The details of how I discovered this aren’t really relevant, but in the last few months, I found out that Judaism aligns exactly with what I’ve always thought was important. Do good here, during your lifetime. Heal the world. Help the stranger. Be there for those in need. Tikkun olam, in other words.
That’s when my life changed.
I didn’t have a Saul-on-the-road-to-Damascus moment. I didn’t have any sudden revelation. No divine presence shouted at me. It was more like what happened to Samuel, who heard G-d calling but didn’t know who he was hearing at first. It took a while for me to realize that it was G-d speaking to me. Not yelling at me. Not berating me. Not bullying me. Just speaking to me. Not to tell me what to do or to tell me how bad I was. Just to say “I am here.”
Since then, I have started to come to peace with G-d.
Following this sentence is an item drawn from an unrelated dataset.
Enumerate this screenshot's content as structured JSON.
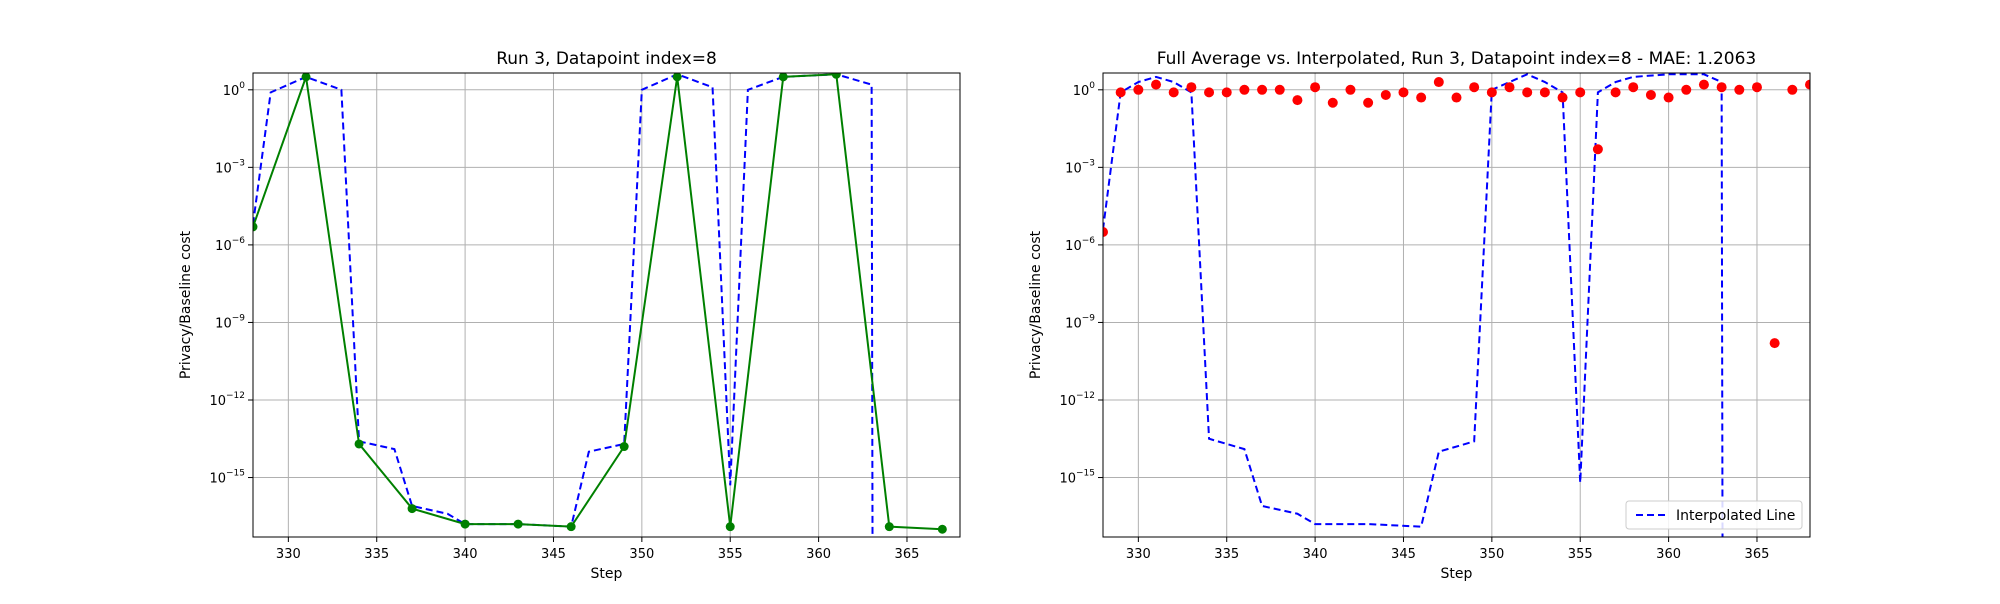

Part of that peace came from attending a Seder this past Pesach, and having every Jewish person at the table be surprised when I said that that verse, “fear G-d,” makes me afraid.* They assured me this was not how it reads in the original Hebrew – “fear G-d” is a clunky translation that many Christians have since run with, abused, perverted, and twisted. Jonathan Edwards’ classic sermon “Sinners in the Hands of an Angry God” is sort of the ideal-type example of this perversion of that verse. The actual meaning of those words is “be in awe of G-d.”
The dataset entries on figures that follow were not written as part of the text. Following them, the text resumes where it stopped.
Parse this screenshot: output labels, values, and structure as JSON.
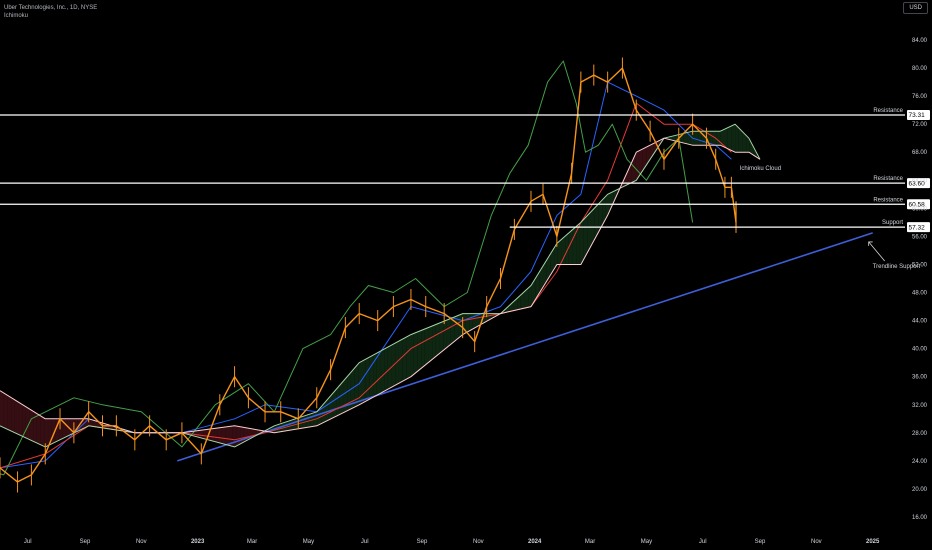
{
  "header": {
    "title": "Uber Technologies, Inc., 1D, NYSE",
    "indicator": "Ichimoku",
    "currency_button": "USD"
  },
  "colors": {
    "background": "#000000",
    "price_line": "#f7931a",
    "conversion_line": "#2962ff",
    "base_line": "#e53935",
    "lagging_span": "#43a047",
    "span_a": "#a5d6a7",
    "span_b": "#ffcdd2",
    "level_line": "#ffffff",
    "trendline": "#3e5fd8"
  },
  "chart_data": {
    "type": "line",
    "title": "",
    "xlabel": "",
    "ylabel": "",
    "ylim": [
      16,
      86
    ],
    "y_ticks": [
      "84.00",
      "80.00",
      "76.00",
      "72.00",
      "68.00",
      "64.00",
      "60.00",
      "56.00",
      "52.00",
      "48.00",
      "44.00",
      "40.00",
      "36.00",
      "32.00",
      "28.00",
      "24.00",
      "20.00",
      "16.00"
    ],
    "x_ticks": [
      {
        "label": "Jul",
        "bold": false,
        "date": "2022-07-01"
      },
      {
        "label": "Sep",
        "bold": false,
        "date": "2022-09-01"
      },
      {
        "label": "Nov",
        "bold": false,
        "date": "2022-11-01"
      },
      {
        "label": "2023",
        "bold": true,
        "date": "2023-01-01"
      },
      {
        "label": "Mar",
        "bold": false,
        "date": "2023-03-01"
      },
      {
        "label": "May",
        "bold": false,
        "date": "2023-05-01"
      },
      {
        "label": "Jul",
        "bold": false,
        "date": "2023-07-01"
      },
      {
        "label": "Sep",
        "bold": false,
        "date": "2023-09-01"
      },
      {
        "label": "Nov",
        "bold": false,
        "date": "2023-11-01"
      },
      {
        "label": "2024",
        "bold": true,
        "date": "2024-01-01"
      },
      {
        "label": "Mar",
        "bold": false,
        "date": "2024-03-01"
      },
      {
        "label": "May",
        "bold": false,
        "date": "2024-05-01"
      },
      {
        "label": "Jul",
        "bold": false,
        "date": "2024-07-01"
      },
      {
        "label": "Sep",
        "bold": false,
        "date": "2024-09-01"
      },
      {
        "label": "Nov",
        "bold": false,
        "date": "2024-11-01"
      },
      {
        "label": "2025",
        "bold": true,
        "date": "2025-01-01"
      }
    ],
    "x_range": [
      "2022-06-01",
      "2025-02-05"
    ],
    "grid": false,
    "price": {
      "name": "",
      "x": [
        "2022-06-01",
        "2022-06-20",
        "2022-07-05",
        "2022-07-20",
        "2022-08-05",
        "2022-08-20",
        "2022-09-05",
        "2022-09-20",
        "2022-10-05",
        "2022-10-25",
        "2022-11-10",
        "2022-11-28",
        "2022-12-15",
        "2023-01-05",
        "2023-01-25",
        "2023-02-10",
        "2023-02-25",
        "2023-03-15",
        "2023-04-01",
        "2023-04-20",
        "2023-05-10",
        "2023-05-25",
        "2023-06-10",
        "2023-06-25",
        "2023-07-15",
        "2023-08-01",
        "2023-08-20",
        "2023-09-05",
        "2023-09-25",
        "2023-10-15",
        "2023-10-28",
        "2023-11-10",
        "2023-11-25",
        "2023-12-10",
        "2023-12-28",
        "2024-01-10",
        "2024-01-25",
        "2024-02-10",
        "2024-02-20",
        "2024-03-05",
        "2024-03-20",
        "2024-04-05",
        "2024-04-20",
        "2024-05-05",
        "2024-05-20",
        "2024-06-05",
        "2024-06-20",
        "2024-07-05",
        "2024-07-15",
        "2024-07-25",
        "2024-08-01",
        "2024-08-06"
      ],
      "values": [
        23,
        21,
        22,
        25,
        30,
        28,
        31,
        29,
        29,
        27,
        29,
        27,
        28,
        25,
        32,
        36,
        33,
        31,
        31,
        30,
        33,
        37,
        43,
        45,
        44,
        46,
        47,
        46,
        45,
        43,
        41,
        46,
        50,
        57,
        61,
        62,
        56,
        65,
        78,
        79,
        78,
        80,
        74,
        71,
        67,
        70,
        72,
        70,
        67,
        63,
        63,
        58
      ]
    },
    "series": [
      {
        "name": "",
        "role": "conversion_line",
        "x": [
          "2022-06-01",
          "2022-07-20",
          "2022-09-05",
          "2022-10-25",
          "2022-12-15",
          "2023-02-10",
          "2023-03-15",
          "2023-05-10",
          "2023-06-25",
          "2023-08-20",
          "2023-10-15",
          "2023-11-25",
          "2023-12-28",
          "2024-01-25",
          "2024-02-20",
          "2024-03-20",
          "2024-04-20",
          "2024-05-20",
          "2024-06-20",
          "2024-07-15",
          "2024-08-01"
        ],
        "values": [
          23,
          24,
          30,
          28,
          28,
          30,
          32,
          31,
          35,
          46,
          44,
          46,
          51,
          59,
          62,
          78,
          76,
          74,
          70,
          69,
          67
        ]
      },
      {
        "name": "",
        "role": "base_line",
        "x": [
          "2022-06-01",
          "2022-07-20",
          "2022-09-05",
          "2022-10-25",
          "2022-12-15",
          "2023-02-10",
          "2023-03-15",
          "2023-05-10",
          "2023-06-25",
          "2023-08-20",
          "2023-10-15",
          "2023-11-25",
          "2023-12-28",
          "2024-01-25",
          "2024-02-20",
          "2024-03-20",
          "2024-04-20",
          "2024-05-20",
          "2024-06-20",
          "2024-07-15",
          "2024-08-01"
        ],
        "values": [
          23,
          25,
          29,
          28,
          28,
          27,
          28,
          30,
          33,
          40,
          44,
          45,
          46,
          51,
          58,
          64,
          75,
          72,
          72,
          70,
          68
        ]
      },
      {
        "name": "",
        "role": "lagging_span",
        "x": [
          "2022-05-10",
          "2022-06-05",
          "2022-07-05",
          "2022-08-20",
          "2022-09-20",
          "2022-11-01",
          "2022-12-15",
          "2023-01-20",
          "2023-02-25",
          "2023-03-25",
          "2023-04-25",
          "2023-05-25",
          "2023-06-15",
          "2023-07-05",
          "2023-08-01",
          "2023-08-25",
          "2023-09-25",
          "2023-10-20",
          "2023-11-15",
          "2023-12-05",
          "2023-12-25",
          "2024-01-15",
          "2024-02-01",
          "2024-02-15",
          "2024-02-25",
          "2024-03-10",
          "2024-03-25",
          "2024-04-10",
          "2024-05-01",
          "2024-05-20",
          "2024-06-05",
          "2024-06-20"
        ],
        "values": [
          23,
          22,
          30,
          33,
          32,
          31,
          26,
          32,
          35,
          31,
          40,
          42,
          46,
          49,
          48,
          50,
          46,
          48,
          59,
          65,
          69,
          78,
          81,
          75,
          68,
          69,
          72,
          67,
          64,
          68,
          70,
          58
        ]
      },
      {
        "name": "",
        "role": "span_a",
        "x": [
          "2022-06-01",
          "2022-07-20",
          "2022-09-05",
          "2022-10-25",
          "2022-12-15",
          "2023-02-10",
          "2023-03-25",
          "2023-05-10",
          "2023-06-25",
          "2023-08-20",
          "2023-10-15",
          "2023-11-25",
          "2023-12-28",
          "2024-01-25",
          "2024-02-20",
          "2024-03-20",
          "2024-04-20",
          "2024-05-20",
          "2024-06-20",
          "2024-07-20",
          "2024-08-05",
          "2024-08-20",
          "2024-09-01"
        ],
        "values": [
          29,
          26,
          29,
          28,
          28,
          26,
          29,
          31,
          38,
          42,
          45,
          45,
          49,
          55,
          58,
          62,
          64,
          70,
          71,
          71,
          72,
          70,
          67
        ]
      },
      {
        "name": "",
        "role": "span_b",
        "x": [
          "2022-06-01",
          "2022-07-20",
          "2022-09-05",
          "2022-10-25",
          "2022-12-15",
          "2023-02-10",
          "2023-03-25",
          "2023-05-10",
          "2023-06-25",
          "2023-08-20",
          "2023-10-15",
          "2023-11-25",
          "2023-12-28",
          "2024-01-25",
          "2024-02-20",
          "2024-03-20",
          "2024-04-20",
          "2024-05-20",
          "2024-06-20",
          "2024-07-20",
          "2024-08-05",
          "2024-08-20",
          "2024-09-01"
        ],
        "values": [
          34,
          30,
          30,
          28,
          28,
          29,
          28,
          29,
          32,
          36,
          42,
          45,
          46,
          52,
          52,
          59,
          68,
          70,
          69,
          69,
          68,
          68,
          67
        ]
      }
    ],
    "levels": [
      {
        "value": 73.31,
        "value_label": "73.31",
        "label": "Resistance"
      },
      {
        "value": 63.6,
        "value_label": "63.60",
        "label": "Resistance"
      },
      {
        "value": 60.58,
        "value_label": "60.58",
        "label": "Resistance"
      },
      {
        "value": 57.32,
        "value_label": "57.32",
        "label": "Support",
        "start_date": "2023-12-05"
      }
    ],
    "trendline": {
      "from": {
        "date": "2022-12-10",
        "value": 24
      },
      "to": {
        "date": "2025-01-01",
        "value": 56.5
      }
    },
    "annotations": [
      {
        "text": "Ichimoku Cloud",
        "date": "2024-08-10",
        "value": 65.5
      },
      {
        "text": "Trendline Support",
        "date": "2025-01-01",
        "value": 51.5,
        "arrow_to": {
          "date": "2025-01-01",
          "value": 55.5
        }
      }
    ]
  }
}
The reason for that meaning is that you can’t put G-d in a box. He’s outside of human understanding. He’s too big to “get”. More to the point, he doesn’t expect us to “get” him. He’s simply “there.” He’s not making demands – those were delivered at Sinai. He’s not waiting for us to mess up – that’s Christianity’s perversion of the Scriptures. He’s not a divine bully. He’s more like the sun. He simply IS.
It’s no accident that he said to Moses “I am that I am” out of the burning bush. He can’t be categorized.
It’s like I can finally hear him now, after talking over him and ignoring him for most of my life because of my fear.
I tell people that the seder was not the catalyst for my conversion journey, but it was the confirmation that I was on the right path. I haven’t even spoken with a rabbi yet, but I plan to, around the end of this month. I’ve been studying Hebrew, and talking with my partner (who is not interested in converting) and posting on several boards for Jews by choice. I’ve chosen the name I want when I finally do finish conversion. I’m nervous (it’s the unknown) but I am on the path. And I’m the kind of person who rarely changes his mind once he makes a decision.
So, why this blog? Well, completely apart from hoping that I connect with others who are going through similar experiences, there’s not enough information on the Web yet for people in my situation. As Michael at ChicagoCarless.com said, “I’m adding to the record by creating this page to group together my own narrative. It is my hope the posts I wrote during my conversion process will have meaning for others considering their own Jewish journeys.” I figure my own journey might be of some service to people who are investigating conversion as well, so here it is.
(I will add one small warning: If you are a Christian who thinks it would be a good idea to send me a tract or a comment about how Jesus is my savior – don’t. Just don’t. I’ve heard that message for thirty years from hundreds of well-meaning Christians, and it’s never been convincing to me. It’s never given me any hope at all. All it’s given me is pain and fear, and I’ve had enough of that in my life. So if you’re so moved, please move along. I may not be done with my conversion yet, but in my soul, I know that I am supposed to be a Jew. Any comments that try to push Jesus or Christianity, on me or anyone else, will be summarily deleted.)
*The person leading the seder considerately altered “fear G-d” to “appreciate G-d” when we next encountered the phrase in the Haggadah.